Integrating a foreign partner can be difficult when you are used to making decisions alone in a company. These concerns may be related to a cultural interpretation problem or a language issue. Despite a good command of a foreign language, it is always easier to express oneself in one's mother tongue, especially when business pressure is at its peak.
As a preventive measure, it is advisable to prepare for the arrival of foreign investors from a legal accounting and practical point of view.
The choice of a business strategy is fundamental from a legal point of view. For example, if your activity comes from your capital and you market its production. Then it is not advisable to bring an investor into the company that owns the funds because the new shareholder would also become the owner of your capital. In the long run, this can be detrimental to your company. To avoid a potential issue, you should set up a trading company to market the production from your capital. A foreign investor can enter the trading company without jeopardising your rights to your assets. To function, the trading company would have an exclusive right to distribute the products of your capital. De facto, the situation draws a clear work plan between the companies, one to produce, the other to market products.

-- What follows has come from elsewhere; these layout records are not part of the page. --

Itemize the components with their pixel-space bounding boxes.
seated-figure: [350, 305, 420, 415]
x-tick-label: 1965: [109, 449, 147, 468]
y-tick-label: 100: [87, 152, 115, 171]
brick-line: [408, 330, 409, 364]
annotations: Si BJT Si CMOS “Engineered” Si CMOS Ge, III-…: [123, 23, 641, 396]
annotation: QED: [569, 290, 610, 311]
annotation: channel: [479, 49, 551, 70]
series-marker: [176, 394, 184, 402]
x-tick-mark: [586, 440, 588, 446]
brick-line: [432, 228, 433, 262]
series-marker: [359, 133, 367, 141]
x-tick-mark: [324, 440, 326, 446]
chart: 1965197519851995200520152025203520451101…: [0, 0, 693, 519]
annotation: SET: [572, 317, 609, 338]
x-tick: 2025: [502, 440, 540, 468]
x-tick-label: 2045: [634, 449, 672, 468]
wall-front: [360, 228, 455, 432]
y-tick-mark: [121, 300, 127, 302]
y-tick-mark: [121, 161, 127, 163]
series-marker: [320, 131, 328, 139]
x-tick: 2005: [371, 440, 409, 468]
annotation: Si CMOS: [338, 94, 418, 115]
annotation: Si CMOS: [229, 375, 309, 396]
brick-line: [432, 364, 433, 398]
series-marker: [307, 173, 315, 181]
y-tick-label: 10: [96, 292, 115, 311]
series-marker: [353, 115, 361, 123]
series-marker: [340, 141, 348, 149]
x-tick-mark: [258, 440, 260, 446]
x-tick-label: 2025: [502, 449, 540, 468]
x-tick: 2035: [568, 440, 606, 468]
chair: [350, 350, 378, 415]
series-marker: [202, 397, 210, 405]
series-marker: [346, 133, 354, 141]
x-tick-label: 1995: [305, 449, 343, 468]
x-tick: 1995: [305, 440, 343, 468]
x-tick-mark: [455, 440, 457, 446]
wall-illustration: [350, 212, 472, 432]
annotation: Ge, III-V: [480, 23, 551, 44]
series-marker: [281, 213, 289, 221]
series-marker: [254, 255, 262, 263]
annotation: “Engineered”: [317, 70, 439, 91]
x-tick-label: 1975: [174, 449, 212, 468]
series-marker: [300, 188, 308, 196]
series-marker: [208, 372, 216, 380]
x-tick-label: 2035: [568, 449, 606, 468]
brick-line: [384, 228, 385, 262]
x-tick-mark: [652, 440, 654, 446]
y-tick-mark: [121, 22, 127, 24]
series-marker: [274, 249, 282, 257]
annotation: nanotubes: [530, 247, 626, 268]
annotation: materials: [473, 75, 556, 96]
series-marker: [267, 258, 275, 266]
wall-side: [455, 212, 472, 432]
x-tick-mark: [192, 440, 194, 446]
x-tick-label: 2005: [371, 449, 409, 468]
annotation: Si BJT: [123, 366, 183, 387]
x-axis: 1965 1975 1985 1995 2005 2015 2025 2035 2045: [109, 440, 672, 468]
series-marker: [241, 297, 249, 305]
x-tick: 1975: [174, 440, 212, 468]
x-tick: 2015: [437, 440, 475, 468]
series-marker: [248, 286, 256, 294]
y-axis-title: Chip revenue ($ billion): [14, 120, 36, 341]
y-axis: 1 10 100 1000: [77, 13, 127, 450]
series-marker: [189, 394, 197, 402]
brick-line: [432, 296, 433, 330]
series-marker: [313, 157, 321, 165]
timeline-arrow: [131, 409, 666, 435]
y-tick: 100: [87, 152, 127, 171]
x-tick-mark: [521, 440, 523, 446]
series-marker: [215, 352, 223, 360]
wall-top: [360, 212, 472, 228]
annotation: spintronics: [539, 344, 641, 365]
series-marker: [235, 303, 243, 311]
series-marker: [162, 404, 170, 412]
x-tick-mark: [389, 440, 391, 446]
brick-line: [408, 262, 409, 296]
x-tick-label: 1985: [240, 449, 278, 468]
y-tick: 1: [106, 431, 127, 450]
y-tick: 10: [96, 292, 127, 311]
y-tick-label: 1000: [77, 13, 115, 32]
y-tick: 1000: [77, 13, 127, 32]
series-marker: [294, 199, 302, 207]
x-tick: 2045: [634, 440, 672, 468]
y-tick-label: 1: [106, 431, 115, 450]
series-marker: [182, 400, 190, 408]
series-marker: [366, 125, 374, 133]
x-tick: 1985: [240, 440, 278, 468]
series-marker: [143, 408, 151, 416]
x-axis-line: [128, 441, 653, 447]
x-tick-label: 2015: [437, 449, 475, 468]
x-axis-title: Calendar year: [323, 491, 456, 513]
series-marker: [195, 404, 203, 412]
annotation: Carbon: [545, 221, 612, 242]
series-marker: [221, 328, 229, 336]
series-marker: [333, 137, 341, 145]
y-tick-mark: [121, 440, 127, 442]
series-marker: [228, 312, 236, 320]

This pattern may not be suitable for everyone, especially if you need to reinvest in your production facilities or have other needs. In these cases, it is better to opt for another strategy, which we can develop with you.
When integrating a partner, the question of the company's status arises. The LLC is a frequent status for a company, especially in Georgia. This status has the advantage of being flexible and easy to manage from an administrative and management point of view.
However, when a new shareholder comes, it is necessary to value your company, transform this value into capital and register this capital. This change will require a modification in the company's articles of association. The entrepreneur may also opt to convert his LLC into a JSC, a structure more suitable for shareholder movement. The JSC requires a minimum of official reports on the company's activity and accounts that the entrepreneur share with all the partners.
Bringing in a foreign partner requires transparents processes and fairness, which is not required when you are the sole owner.